I have three boys. My youngest loves to build Legos, and we’re all Star Wars fans. During the pandemic, we got a giant Lego – the Imperial Star Destroyer, which is 4,790 pieces. I know this because when I was on Bloomberg, the producers looked up the piece count and put it as a chyron underneath my name during the interview. The kids love it when the anchors mention the Lego Star Destroyer. I realized it's the perfect background for when I’m on TV. I’m proud to be a working mother and I'm happy to show off the work of my son, the budding engineer.
It was very demanding at first, but things became easier as my kids continued to grow. In the beginning, I had to make sacrifices and couldn't travel all the time. Sometimes, all three of my boys would be sick simultaneously, so there was an element of adapting to life as a working mother. I'm happy to say that my career is just as enriching, exciting and stimulating as it was before I had children. One silver lining of the pandemic is that the ability to work from home has made work/life balance more manageable for some mothers. While it can be tough to juggle a career and being a mother, I believe it's important to stay in the workforce because it can be difficult to come back later. Most importantly, you want to be there when work/life balance gets easier.
Mitchell Harris, the former CEO of Investment Management, was looking for a chief economist. My resume landed on his desk with the comment: “She's not an economist, but she's been in markets a long time. She's also a former academic, which means she can write anything.” I interviewed with Michell, and he decided that I’d be a good fit with the performance and strategy team. I joined as Global Head of Investment Strategy. After a few years, I started appearing on the media and became, in a sense, the voice of BNY Mellon on financial markets.
My dad was one of my biggest mentors. He's been managing equities for 60 years, and he's still working. I learned how to tell when a stock is about to take off and when it's about to collapse. I learned to forecast market regime changes and when to add or reduce capital. I also worked at alternative investment manager, Angelo Gordon, where the firm’s founder, John Angelo, was an extraordinary mentor. While my dad specialized in equities, John was a credit investor. Guidance from both of them taught me to look across the capital structure of companies. If a company had too much debt, my father—being an equity investor— would say to stay away from it, whereas John, the credit investor, would say there's an opportunity. It’s an important lesson as an allocator and a strategist, and I learned from the best. John taught me that markets are dynamic. He’d say, “Today's terrific trade is tomorrow's crowded trade, and you better move on.” That's an important lesson; just because something worked before doesn't mean it's going to work again.

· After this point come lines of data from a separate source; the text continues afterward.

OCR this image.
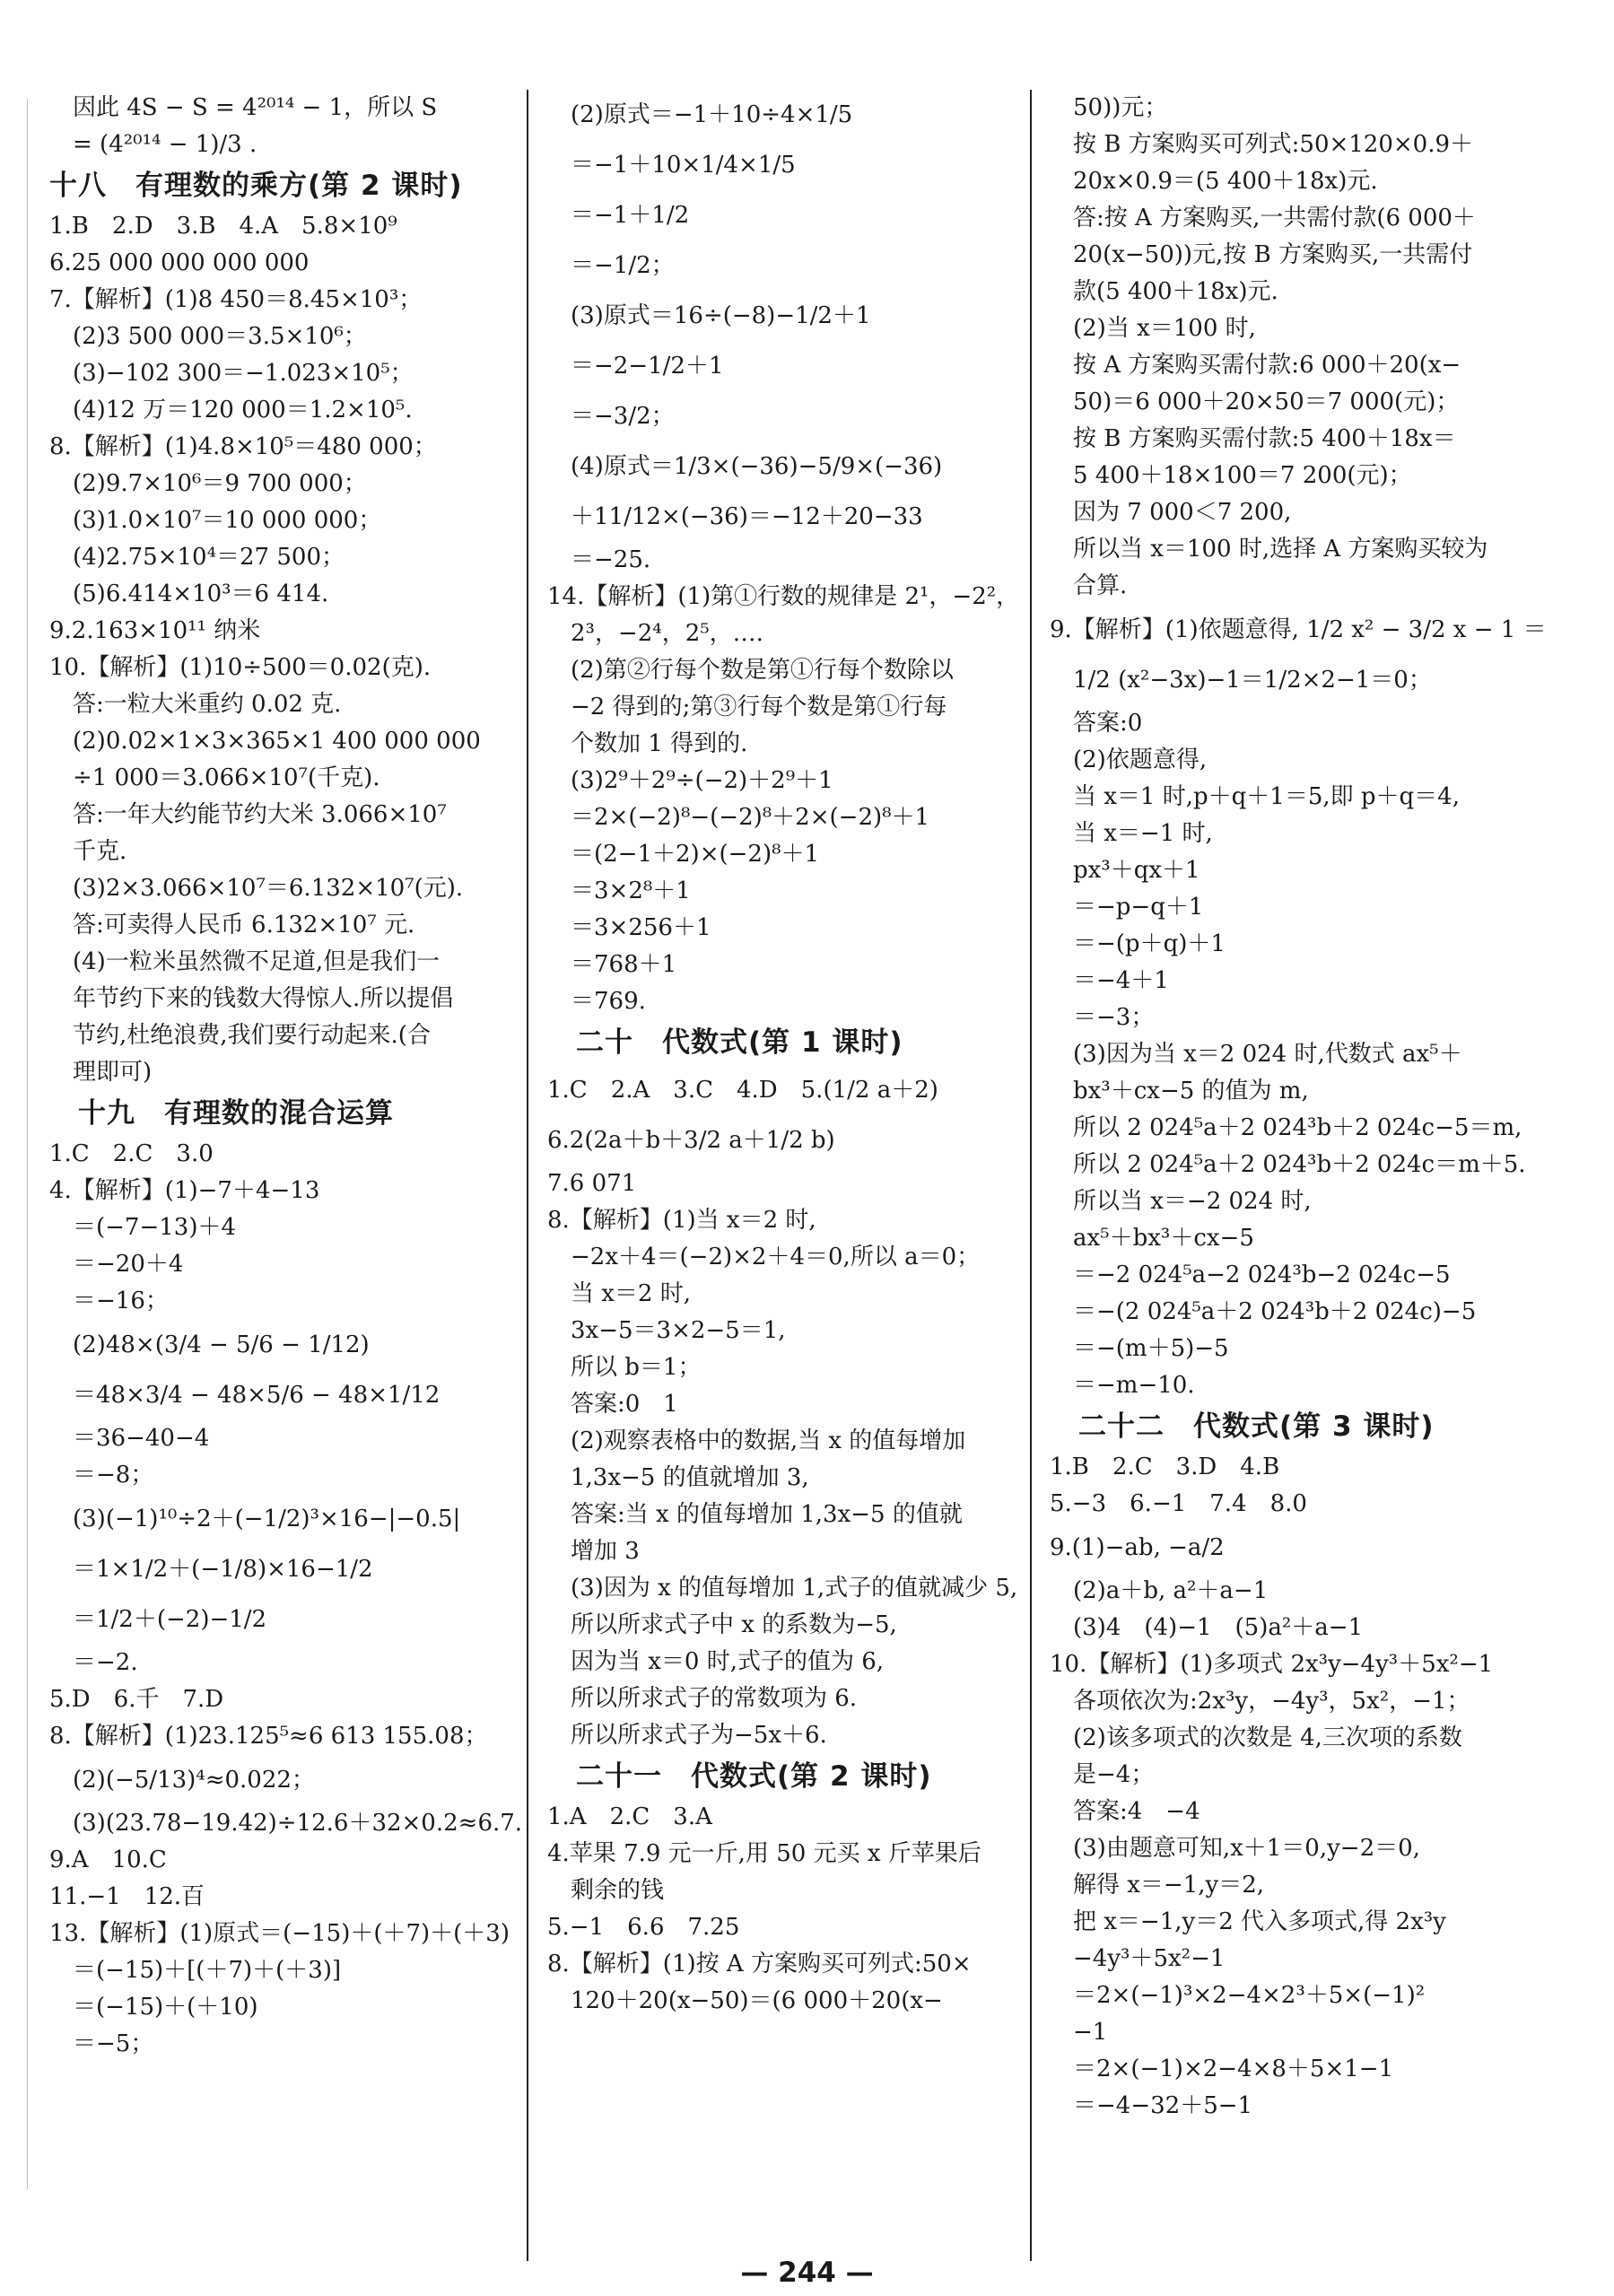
因此 4S − S = 4²⁰¹⁴ − 1，所以 S
= (4²⁰¹⁴ − 1)/3 .
十八　有理数的乘方(第 2 课时)
1.B　2.D　3.B　4.A　5.8×10⁹
6.25 000 000 000 000
7.【解析】(1)8 450＝8.45×10³；
(2)3 500 000＝3.5×10⁶；
(3)−102 300＝−1.023×10⁵；
(4)12 万＝120 000＝1.2×10⁵.
8.【解析】(1)4.8×10⁵＝480 000；
(2)9.7×10⁶＝9 700 000；
(3)1.0×10⁷＝10 000 000；
(4)2.75×10⁴＝27 500；
(5)6.414×10³＝6 414.
9.2.163×10¹¹ 纳米
10.【解析】(1)10÷500＝0.02(克).
答:一粒大米重约 0.02 克.
(2)0.02×1×3×365×1 400 000 000
÷1 000＝3.066×10⁷(千克).
答:一年大约能节约大米 3.066×10⁷
千克.
(3)2×3.066×10⁷＝6.132×10⁷(元).
答:可卖得人民币 6.132×10⁷ 元.
(4)一粒米虽然微不足道,但是我们一
年节约下来的钱数大得惊人.所以提倡
节约,杜绝浪费,我们要行动起来.(合
理即可)
　十九　有理数的混合运算
1.C　2.C　3.0
4.【解析】(1)−7＋4−13
＝(−7−13)＋4
＝−20＋4
＝−16；
(2)48×(3/4 − 5/6 − 1/12)
＝48×3/4 − 48×5/6 − 48×1/12
＝36−40−4
＝−8；
(3)(−1)¹⁰÷2＋(−1/2)³×16−|−0.5|
＝1×1/2＋(−1/8)×16−1/2
＝1/2＋(−2)−1/2
＝−2.
5.D　6.千　7.D
8.【解析】(1)23.125⁵≈6 613 155.08；
(2)(−5/13)⁴≈0.022；
(3)(23.78−19.42)÷12.6＋32×0.2≈6.7.
9.A　10.C
11.−1　12.百
13.【解析】(1)原式＝(−15)＋(＋7)＋(＋3)
＝(−15)＋[(＋7)＋(＋3)]
＝(−15)＋(＋10)
＝−5；
(2)原式＝−1＋10÷4×1/5
＝−1＋10×1/4×1/5
＝−1＋1/2
＝−1/2；
(3)原式＝16÷(−8)−1/2＋1
＝−2−1/2＋1
＝−3/2；
(4)原式＝1/3×(−36)−5/9×(−36)
＋11/12×(−36)＝−12＋20−33
＝−25.
14.【解析】(1)第①行数的规律是 2¹，−2²，
2³，−2⁴，2⁵，….
(2)第②行每个数是第①行每个数除以
−2 得到的;第③行每个数是第①行每
个数加 1 得到的.
(3)2⁹＋2⁹÷(−2)＋2⁹＋1
＝2×(−2)⁸−(−2)⁸＋2×(−2)⁸＋1
＝(2−1＋2)×(−2)⁸＋1
＝3×2⁸＋1
＝3×256＋1
＝768＋1
＝769.
　二十　代数式(第 1 课时)
1.C　2.A　3.C　4.D　5.(1/2 a＋2)
6.2(2a＋b＋3/2 a＋1/2 b)
7.6 071
8.【解析】(1)当 x＝2 时,
−2x＋4＝(−2)×2＋4＝0,所以 a＝0；
当 x＝2 时,
3x−5＝3×2−5＝1,
所以 b＝1；
答案:0　1
(2)观察表格中的数据,当 x 的值每增加
1,3x−5 的值就增加 3,
答案:当 x 的值每增加 1,3x−5 的值就
增加 3
(3)因为 x 的值每增加 1,式子的值就减少 5,
所以所求式子中 x 的系数为−5,
因为当 x＝0 时,式子的值为 6,
所以所求式子的常数项为 6.
所以所求式子为−5x＋6.
　二十一　代数式(第 2 课时)
1.A　2.C　3.A
4.苹果 7.9 元一斤,用 50 元买 x 斤苹果后
剩余的钱
5.−1　6.6　7.25
8.【解析】(1)按 A 方案购买可列式:50×
120＋20(x−50)＝(6 000＋20(x−
50))元；
按 B 方案购买可列式:50×120×0.9＋
20x×0.9＝(5 400＋18x)元.
答:按 A 方案购买,一共需付款(6 000＋
20(x−50))元,按 B 方案购买,一共需付
款(5 400＋18x)元.
(2)当 x＝100 时,
按 A 方案购买需付款:6 000＋20(x−
50)＝6 000＋20×50＝7 000(元)；
按 B 方案购买需付款:5 400＋18x＝
5 400＋18×100＝7 200(元)；
因为 7 000＜7 200,
所以当 x＝100 时,选择 A 方案购买较为
合算.
9.【解析】(1)依题意得, 1/2 x² − 3/2 x − 1 ＝
1/2 (x²−3x)−1＝1/2×2−1＝0；
答案:0
(2)依题意得,
当 x＝1 时,p＋q＋1＝5,即 p＋q＝4,
当 x＝−1 时,
px³＋qx＋1
＝−p−q＋1
＝−(p＋q)＋1
＝−4＋1
＝−3；
(3)因为当 x＝2 024 时,代数式 ax⁵＋
bx³＋cx−5 的值为 m,
所以 2 024⁵a＋2 024³b＋2 024c−5＝m,
所以 2 024⁵a＋2 024³b＋2 024c＝m＋5.
所以当 x＝−2 024 时,
ax⁵＋bx³＋cx−5
＝−2 024⁵a−2 024³b−2 024c−5
＝−(2 024⁵a＋2 024³b＋2 024c)−5
＝−(m＋5)−5
＝−m−10.
　二十二　代数式(第 3 课时)
1.B　2.C　3.D　4.B
5.−3　6.−1　7.4　8.0
9.(1)−ab, −a/2
(2)a＋b, a²＋a−1
(3)4　(4)−1　(5)a²＋a−1
10.【解析】(1)多项式 2x³y−4y³＋5x²−1
各项依次为:2x³y，−4y³，5x²，−1；
(2)该多项式的次数是 4,三次项的系数
是−4；
答案:4　−4
(3)由题意可知,x＋1＝0,y−2＝0,
解得 x＝−1,y＝2,
把 x＝−1,y＝2 代入多项式,得 2x³y
−4y³＋5x²−1
＝2×(−1)³×2−4×2³＋5×(−1)²
−1
＝2×(−1)×2−4×8＋5×1−1
＝−4−32＋5−1
— 244 —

I think it's a great industry for careers for women. In recent years, the corporate culture has become more supportive with greater understanding about maternity leave. It's important for people to have a little bit of “stickiness” in this industry. If you're in a role where you’re learning and there's a possibility of growth, don't be so quick to leave. I think there's a sense that if it's not perfect, we should find something else. I would caution against that. You have to build resilience to be successful in this profession. If you have a situation where your skill set is being expanded, take advantage of that. The other thing I noticed is that the most successful women I know all tell a similar story. They achieved leadership positions in part because they had a mentor. A mentor, of any gender, can help with navigating large organizations and gaining visibility with decision-makers.